The unwieldy concept of change may sometimes be hard to define. Is change the person picking up an extra piece of trash when they previously would not have?
Blog post written by Björn Eriksson, Research Assistant at Charles University in Prague.
Is change the conversation by the water cooler that has never occurred before? Is change the increasing number of people showing up for a demonstration? In Mistra Environmental Communication - Work Package 5 - Media and Art we would like for all of these examples to be examples of change. It can be a measurable number that increases or decreases due to our actions, but it can also be an unmeasurable shifting of perspectives on ideas of sustainability. We wish for change to be unruly so that projects are not overlooked because of their seeming unmeasurability, and so that we can make efforts to engage even when we can not predict the outcome.

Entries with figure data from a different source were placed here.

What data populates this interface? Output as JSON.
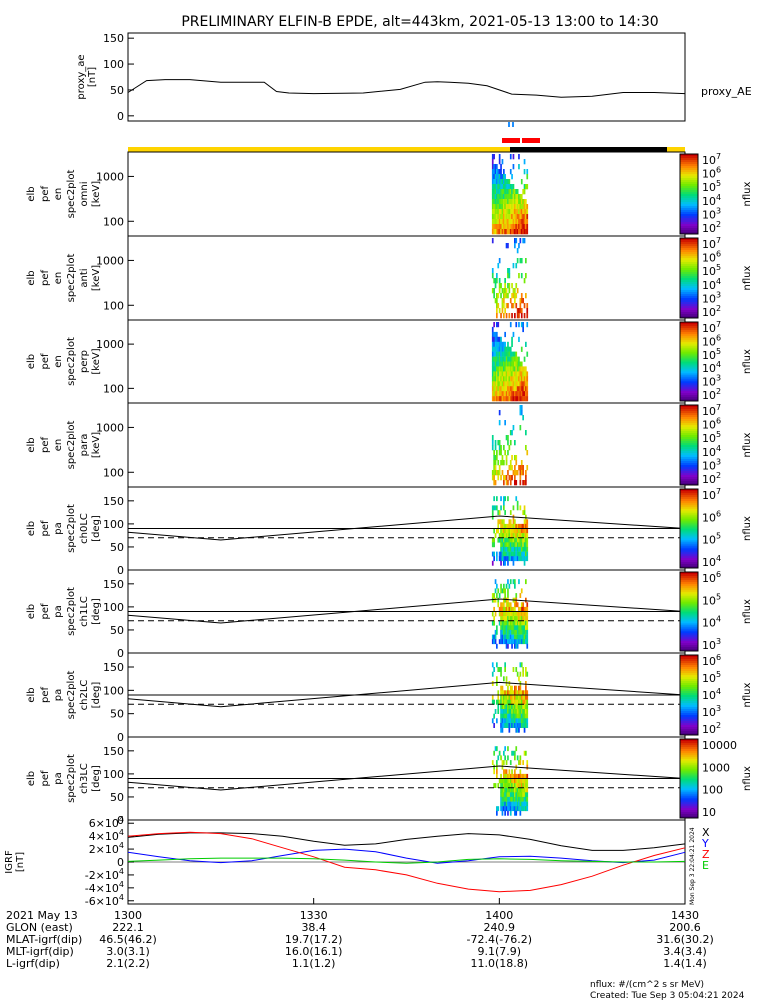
{
  "title": "PRELIMINARY ELFIN-B EPDE, alt=443km, 2021-05-13 13:00 to 14:30",
  "colors": {
    "axis": "#000000",
    "sector_bar_day": "#ffd400",
    "sector_bar_black": "#000000",
    "science_zone": "#ff0000",
    "fgm_mark": "#1e90ff",
    "igrf_x": "#000000",
    "igrf_y": "#0000ff",
    "igrf_z": "#ff0000",
    "igrf_e": "#00cc00"
  },
  "chart_data": [
    {
      "type": "line",
      "panel": "proxy_ae",
      "ylabel": [
        "proxy_ae",
        "[nT]"
      ],
      "legend": "proxy_AE",
      "ylim": [
        -10,
        160
      ],
      "yticks": [
        "0",
        "50",
        "100",
        "150"
      ],
      "x": [
        0,
        3,
        6,
        10,
        15,
        22,
        24,
        26,
        30,
        38,
        44,
        48,
        50,
        52,
        55,
        58,
        62,
        66,
        70,
        75,
        80,
        85,
        90
      ],
      "values": [
        45,
        68,
        70,
        70,
        65,
        65,
        47,
        44,
        43,
        44,
        51,
        65,
        66,
        65,
        63,
        58,
        42,
        40,
        36,
        38,
        45,
        45,
        43
      ]
    },
    {
      "type": "heatmap",
      "panel": "omni",
      "ylabel": [
        "elb",
        "pef",
        "en",
        "spec2plot",
        "omni",
        "[keV]"
      ],
      "yticks": [
        "100",
        "1000"
      ],
      "colorbar_label": "nflux",
      "colorbar_ticks": [
        "10^2",
        "10^3",
        "10^4",
        "10^5",
        "10^6",
        "10^7"
      ]
    },
    {
      "type": "heatmap",
      "panel": "anti",
      "ylabel": [
        "elb",
        "pef",
        "en",
        "spec2plot",
        "anti",
        "[keV]"
      ],
      "yticks": [
        "100",
        "1000"
      ],
      "colorbar_label": "nflux",
      "colorbar_ticks": [
        "10^2",
        "10^3",
        "10^4",
        "10^5",
        "10^6",
        "10^7"
      ]
    },
    {
      "type": "heatmap",
      "panel": "perp",
      "ylabel": [
        "elb",
        "pef",
        "en",
        "spec2plot",
        "perp",
        "[keV]"
      ],
      "yticks": [
        "100",
        "1000"
      ],
      "colorbar_label": "nflux",
      "colorbar_ticks": [
        "10^2",
        "10^3",
        "10^4",
        "10^5",
        "10^6",
        "10^7"
      ]
    },
    {
      "type": "heatmap",
      "panel": "para",
      "ylabel": [
        "elb",
        "pef",
        "en",
        "spec2plot",
        "para",
        "[keV]"
      ],
      "yticks": [
        "100",
        "1000"
      ],
      "colorbar_label": "nflux",
      "colorbar_ticks": [
        "10^2",
        "10^3",
        "10^4",
        "10^5",
        "10^6",
        "10^7"
      ]
    },
    {
      "type": "heatmap",
      "panel": "ch0LC",
      "ylabel": [
        "elb",
        "pef",
        "pa",
        "spec2plot",
        "ch0LC",
        "[deg]"
      ],
      "yticks": [
        "0",
        "50",
        "100",
        "150"
      ],
      "colorbar_label": "nflux",
      "colorbar_ticks": [
        "10^4",
        "10^5",
        "10^6",
        "10^7"
      ]
    },
    {
      "type": "heatmap",
      "panel": "ch1LC",
      "ylabel": [
        "elb",
        "pef",
        "pa",
        "spec2plot",
        "ch1LC",
        "[deg]"
      ],
      "yticks": [
        "0",
        "50",
        "100",
        "150"
      ],
      "colorbar_label": "nflux",
      "colorbar_ticks": [
        "10^3",
        "10^4",
        "10^5",
        "10^6"
      ]
    },
    {
      "type": "heatmap",
      "panel": "ch2LC",
      "ylabel": [
        "elb",
        "pef",
        "pa",
        "spec2plot",
        "ch2LC",
        "[deg]"
      ],
      "yticks": [
        "0",
        "50",
        "100",
        "150"
      ],
      "colorbar_label": "nflux",
      "colorbar_ticks": [
        "10^2",
        "10^3",
        "10^4",
        "10^5",
        "10^6"
      ]
    },
    {
      "type": "heatmap",
      "panel": "ch3LC",
      "ylabel": [
        "elb",
        "pef",
        "pa",
        "spec2plot",
        "ch3LC",
        "[deg]"
      ],
      "yticks": [
        "0",
        "50",
        "100",
        "150"
      ],
      "colorbar_label": "nflux",
      "colorbar_ticks": [
        "10",
        "100",
        "1000",
        "10000"
      ]
    },
    {
      "type": "line",
      "panel": "igrf",
      "ylabel": [
        "IGRF",
        "[nT]"
      ],
      "ylim": [
        -65000,
        65000
      ],
      "yticks": [
        "-6×10^4",
        "-4×10^4",
        "-2×10^4",
        "0",
        "2×10^4",
        "4×10^4",
        "6×10^4"
      ],
      "legend_letters": [
        "X",
        "Y",
        "Z",
        "E"
      ],
      "x": [
        0,
        5,
        10,
        15,
        20,
        25,
        30,
        35,
        40,
        45,
        50,
        55,
        60,
        65,
        70,
        75,
        80,
        85,
        90
      ],
      "series": [
        {
          "values": [
            38000,
            43000,
            45000,
            45000,
            44000,
            40000,
            32000,
            26000,
            28000,
            35000,
            40000,
            44000,
            42000,
            35000,
            25000,
            18000,
            18000,
            22000,
            28000
          ]
        },
        {
          "values": [
            15000,
            8000,
            2000,
            -1000,
            2000,
            10000,
            18000,
            20000,
            16000,
            6000,
            -2000,
            2000,
            8000,
            9000,
            6000,
            2000,
            -1000,
            3000,
            15000
          ]
        },
        {
          "values": [
            40000,
            44000,
            46000,
            44000,
            36000,
            22000,
            8000,
            -8000,
            -12000,
            -20000,
            -33000,
            -42000,
            -46000,
            -44000,
            -35000,
            -22000,
            -5000,
            10000,
            22000
          ]
        },
        {
          "values": [
            1000,
            3000,
            5000,
            6000,
            6000,
            6000,
            5000,
            3000,
            0,
            -2000,
            0,
            4000,
            5000,
            4000,
            2000,
            1000,
            0,
            0,
            1000
          ]
        }
      ]
    }
  ],
  "xaxis": {
    "tick_minutes": [
      0,
      30,
      60,
      90
    ],
    "rows": [
      {
        "label": "2021 May 13",
        "values": [
          "1300",
          "1330",
          "1400",
          "1430"
        ]
      },
      {
        "label": "GLON (east)",
        "values": [
          "222.1",
          "38.4",
          "240.9",
          "200.6"
        ]
      },
      {
        "label": "MLAT-igrf(dip)",
        "values": [
          "46.5(46.2)",
          "19.7(17.2)",
          "-72.4(-76.2)",
          "31.6(30.2)"
        ]
      },
      {
        "label": "MLT-igrf(dip)",
        "values": [
          "3.0(3.1)",
          "16.0(16.1)",
          "9.1(7.9)",
          "3.4(3.4)"
        ]
      },
      {
        "label": "L-igrf(dip)",
        "values": [
          "2.1(2.2)",
          "1.1(1.2)",
          "11.0(18.8)",
          "1.4(1.4)"
        ]
      }
    ]
  },
  "footer": {
    "units": "nflux: #/(cm^2 s sr MeV)",
    "created": "Created: Tue Sep  3 05:04:21 2024",
    "side_stamp": "Mon Sep  3 22:04:21 2024"
  }
}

When we look for change we find it in the big and the small. We see it in how governments legislate, we see it in industry initiatives, we see it in individuals’ actions. When a government directs funding towards efforts labelled ‘sustainable’, when organisations formulate missions that consider environmental impacts, when individuals participate in actions to restore wetlands, when actors make choices of impact we see change in action. Change is in the details that guide society on individual, local and systemic levels.
Change can be activated in a multitude of ways. In art, it can be through asking the audience to engage with perspectives not considered before. Perhaps inviting visitors to consider a seemingly wild garden as a haven for biodiversity. In activism, it can be by listening to groups previously unheard or by participating in unconventional actions. Perhaps producing documentaries telling the stories of indigenous communities. In academia, it can be through sharing new understandings of how nature functions or what the world thrives on. Perhaps considering nature and culture as intrinsically interlinked or learning how trees capture carbon dioxide in ways previously unknown. In policies, it can be through the use of language. Perhaps by addressing beyond-humans rather than nature in sustainability guidelines, systems can be steered, for example, to use less plastic equally for the sake of vegetation, microbes, animals and more. Change is enacted in the engagements with one another in creative ways that allow each of us to consider our current positioning and invite us to shift that position.
As such, the responsibility for change lies within all of us. Each engagement we make has the potential to create change. Yet, for systemic change to happen the limited reach any one individual has can perhaps only do so much. For systemic change, the system needs to be held responsible. Meaning what controls the system, what guides its movements, what determines its functions, needs to be affected. Guidelines, frameworks and missions must be held responsible for the affects, actions and ideals they achieve. Thus, in parallel to the responsibilities of individuals, there are responsibilities of systems affected by individuals to create change. Change happens when the system and the individual collaborate to achieve new ideals. It is not up to any one of these instances, it is up to them together.